Other senior political figures who spoke out against the peace accord were conservative former Inspector General Alejandro Ordóñez, who feared it would legitimize violence within the country, and former president Andrés Pastrana, rejecting the position of his own Conservative Party. As Uribe's predecessor as president, Pastrana had himself attempted to negotiate a peace deal with the FARC between 1999 and 2002.
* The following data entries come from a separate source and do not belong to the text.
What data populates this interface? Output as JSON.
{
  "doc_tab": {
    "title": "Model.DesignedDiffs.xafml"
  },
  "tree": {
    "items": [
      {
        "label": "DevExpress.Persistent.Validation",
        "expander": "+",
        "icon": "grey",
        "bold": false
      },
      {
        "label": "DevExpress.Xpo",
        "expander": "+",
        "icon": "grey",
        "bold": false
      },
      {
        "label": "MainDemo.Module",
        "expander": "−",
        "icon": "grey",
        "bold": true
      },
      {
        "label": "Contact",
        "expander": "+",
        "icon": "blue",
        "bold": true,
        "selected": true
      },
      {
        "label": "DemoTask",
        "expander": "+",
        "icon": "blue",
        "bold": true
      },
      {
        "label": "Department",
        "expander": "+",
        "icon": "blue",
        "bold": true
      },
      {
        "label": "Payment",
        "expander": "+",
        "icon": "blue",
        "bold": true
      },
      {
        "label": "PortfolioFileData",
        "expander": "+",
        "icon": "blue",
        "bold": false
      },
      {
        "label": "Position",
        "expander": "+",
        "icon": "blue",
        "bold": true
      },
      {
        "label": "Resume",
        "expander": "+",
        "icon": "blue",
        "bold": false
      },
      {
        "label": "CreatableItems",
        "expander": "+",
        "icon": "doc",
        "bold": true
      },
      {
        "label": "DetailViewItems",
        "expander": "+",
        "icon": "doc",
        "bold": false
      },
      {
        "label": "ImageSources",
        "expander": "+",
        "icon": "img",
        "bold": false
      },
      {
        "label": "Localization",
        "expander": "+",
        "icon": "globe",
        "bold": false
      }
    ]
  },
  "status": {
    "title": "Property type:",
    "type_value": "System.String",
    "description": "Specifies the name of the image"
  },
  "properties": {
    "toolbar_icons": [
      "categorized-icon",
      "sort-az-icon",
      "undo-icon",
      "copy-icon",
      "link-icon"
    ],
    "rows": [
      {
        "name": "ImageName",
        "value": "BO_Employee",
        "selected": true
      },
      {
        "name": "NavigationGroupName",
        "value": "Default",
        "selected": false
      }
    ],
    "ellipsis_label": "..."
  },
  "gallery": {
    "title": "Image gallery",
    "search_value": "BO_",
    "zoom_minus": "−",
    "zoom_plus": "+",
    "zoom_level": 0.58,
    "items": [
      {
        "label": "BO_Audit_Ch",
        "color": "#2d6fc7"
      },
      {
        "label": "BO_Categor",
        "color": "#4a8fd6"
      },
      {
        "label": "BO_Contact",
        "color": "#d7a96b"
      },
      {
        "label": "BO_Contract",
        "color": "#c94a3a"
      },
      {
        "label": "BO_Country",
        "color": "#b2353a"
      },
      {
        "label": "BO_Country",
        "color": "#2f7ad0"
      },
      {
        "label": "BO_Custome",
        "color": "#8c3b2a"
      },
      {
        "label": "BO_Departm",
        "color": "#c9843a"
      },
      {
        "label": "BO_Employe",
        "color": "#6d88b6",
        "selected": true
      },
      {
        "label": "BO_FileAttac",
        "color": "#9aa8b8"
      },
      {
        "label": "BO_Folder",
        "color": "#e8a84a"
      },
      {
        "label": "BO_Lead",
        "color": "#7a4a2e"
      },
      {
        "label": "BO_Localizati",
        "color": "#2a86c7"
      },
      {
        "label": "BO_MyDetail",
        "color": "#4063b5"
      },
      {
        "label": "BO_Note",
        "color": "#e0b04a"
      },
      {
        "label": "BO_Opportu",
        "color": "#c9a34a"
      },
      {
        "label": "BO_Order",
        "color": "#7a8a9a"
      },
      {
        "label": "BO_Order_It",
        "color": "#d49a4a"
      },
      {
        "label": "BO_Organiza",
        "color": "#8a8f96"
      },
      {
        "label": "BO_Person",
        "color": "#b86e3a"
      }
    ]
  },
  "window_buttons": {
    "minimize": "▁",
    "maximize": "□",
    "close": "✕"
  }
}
Outside of politics, other well-known Colombians also rejected the peace deal. Novelist and filmmaker Fernando Vallejo, who was born in Colombia but who became a naturalized Mexican citizen in 2007, launched a strong attack against the negotiations during a debate at the World Summit of Art and Culture for Peace in Bogotá on 6 April 2016, describing president Santos as "shameless" and calling the FARC "thugs". The strongly religious footballer Daniel Alejandro Torres, a regular starter in the Colombia national football team during 2016, published a video on his Instagram account in which he accused Santos of not placing Jesus at the heart of the negotiations. Jhon Jairo Velásquez (known as "Popeye"), the former hitman for Pablo Escobar and the Medellín drug cartel, also expressed his opposition to the accord.

==Opinion polls==
Attitudes among Colombians were aligned to support for Santos or Uribe: those who supported Uribe's party and his preferred candidates showed lower support for the peace process, while those who supported Santos did the opposite. It was also noted that the support for the peace process was lower if specific policies were linked to the FARC.
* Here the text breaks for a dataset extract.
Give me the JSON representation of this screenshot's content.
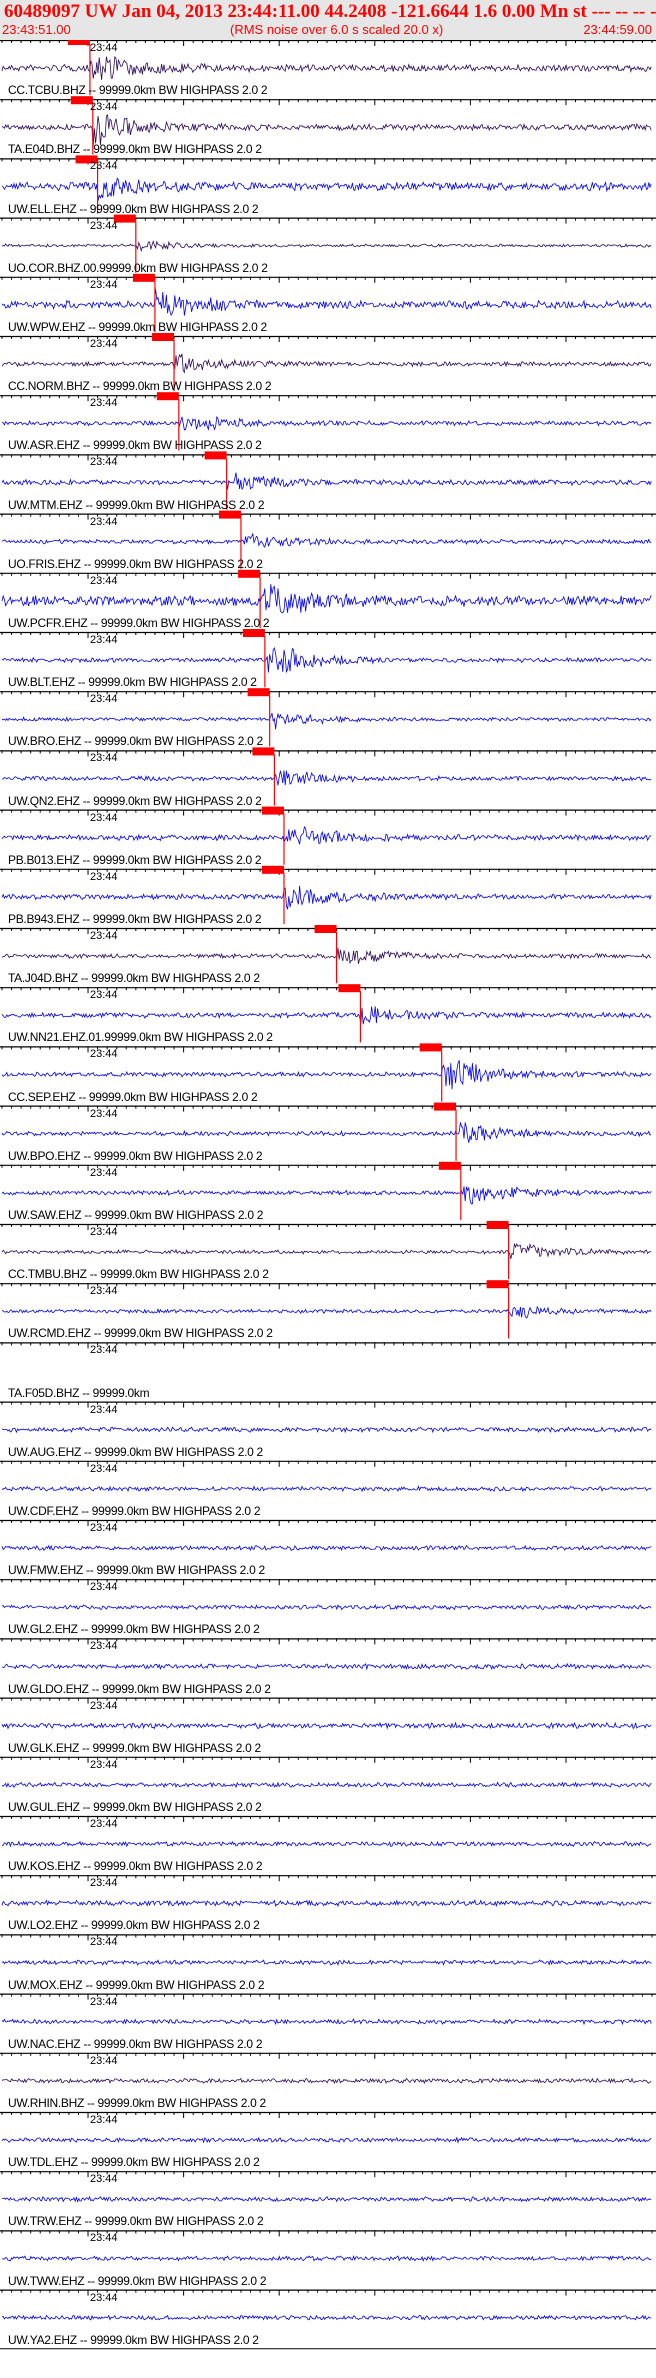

The following table shows the results of opinion polling from the date of the announcement of the wording of the referendum question on 30 August 2016 up to the date of the referendum on 2 October 2016.
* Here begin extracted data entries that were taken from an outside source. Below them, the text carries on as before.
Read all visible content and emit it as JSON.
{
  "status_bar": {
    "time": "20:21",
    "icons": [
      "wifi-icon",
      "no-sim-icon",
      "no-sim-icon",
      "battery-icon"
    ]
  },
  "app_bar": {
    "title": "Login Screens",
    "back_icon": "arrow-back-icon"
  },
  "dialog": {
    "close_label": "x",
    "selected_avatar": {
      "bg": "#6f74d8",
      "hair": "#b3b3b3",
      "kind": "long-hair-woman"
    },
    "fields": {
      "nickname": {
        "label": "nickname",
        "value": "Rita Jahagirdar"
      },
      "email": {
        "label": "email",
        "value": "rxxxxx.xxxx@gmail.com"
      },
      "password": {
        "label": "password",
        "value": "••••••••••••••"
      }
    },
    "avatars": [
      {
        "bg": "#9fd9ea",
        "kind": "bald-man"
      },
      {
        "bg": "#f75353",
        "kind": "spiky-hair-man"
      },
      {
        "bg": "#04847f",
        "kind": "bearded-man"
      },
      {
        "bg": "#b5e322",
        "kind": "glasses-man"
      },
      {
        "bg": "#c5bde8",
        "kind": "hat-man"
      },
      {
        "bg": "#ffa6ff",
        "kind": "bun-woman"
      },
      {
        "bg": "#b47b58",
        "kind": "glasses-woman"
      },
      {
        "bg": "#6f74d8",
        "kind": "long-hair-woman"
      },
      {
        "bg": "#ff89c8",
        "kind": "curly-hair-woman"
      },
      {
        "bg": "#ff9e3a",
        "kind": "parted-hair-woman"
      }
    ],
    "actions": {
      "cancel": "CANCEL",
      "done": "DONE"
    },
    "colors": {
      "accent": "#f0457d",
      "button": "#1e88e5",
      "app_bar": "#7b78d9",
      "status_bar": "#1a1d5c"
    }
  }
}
| Date(s) conducted | Sample size | Margin of error | Polling organisation/client | Yes | No |
|---|---|---|---|---|---|
| 31 Aug–1 Sep 2016 | 2,109 | 2.13% | Datexco/W Radio & El Tiempo | 59.5% | 33.2% |
| 1–5 Sep 2016 | 1,526 | 4.9% | Ipsos Napoleón Franco/RCN, La FM & Semana | 72% | 28% |
| 6–8 Sep 2016 | 2,109 | 2.13% | Datexco/W Radio & El Tiempo | 64.8% | 28.1% |
| 13–15 Sep 2016 | 2,109 | 2.13% | Datexco/W Radio & El Tiempo | 55.3% | 38.3% |
| 14–18 Sep 2016 | 1,200 | 4.9% | Invamer–Gallup Colombia/Caracol Televisión, Blu Radio & El Espectador | 67.6% | 32.4% |
| 15–20 Sep 2016 | 3,007 | 2.0% | Cifras & Conceptos/Caracol Radio & Red + Noticias | 54% | 34% |
| 21–25 Sep 2016 | 1,524 | 3.5% | Ipsos Napoleón Franco/RCN, La FM & Semana | 66% | 34% |
| 25–26 Sep 2016 | 1,471 | 3.7% | Cifras & Conceptos/Caracol Radio & Red + Noticias | 62% | 38% |

==Results==

Votes from Colombians abroad (Colombia in yellow).

| Choice |  | Votes | % |
| For |  | 6,382,901 | 49.78 |
| Against |  | 6,438,552 | 50.22 |
| Total |  | 12,821,453 | 100.00 |
| Valid votes |  | 12,821,453 | 98.15 |
| Invalid/blank votes |  | 241,464 | 1.85 |
| Total votes |  | 13,062,917 | 100.00 |
| Registered voters/turnout |  | 34,899,945 | 37.43 |
Source: CNE

==Aftermath==
Following the rejection, then-FARC commander-in-chief Timoleón Jiménez reaffirmed that the group was committed to peace. On 5 October 2016, thousands of citizens took to the streets across 14 cities to protest against the referendum result.

A 2018 study suggested one of the reasons for the "No" vote may have been a difficulty in comprehending the language of the agreements. On the day of the referendum Hurricane Matthew caused widespread flooding along Colombia's northern coastal region, with the result that many people were unable to go out and vote in a region which strongly backed the "Yes" vote: it has been suggested that this may also have been a factor in the loss. A 2026 study found that while the hurricane did reduce turnout by 11-13%, it was unlikely to affect the referendum outcome.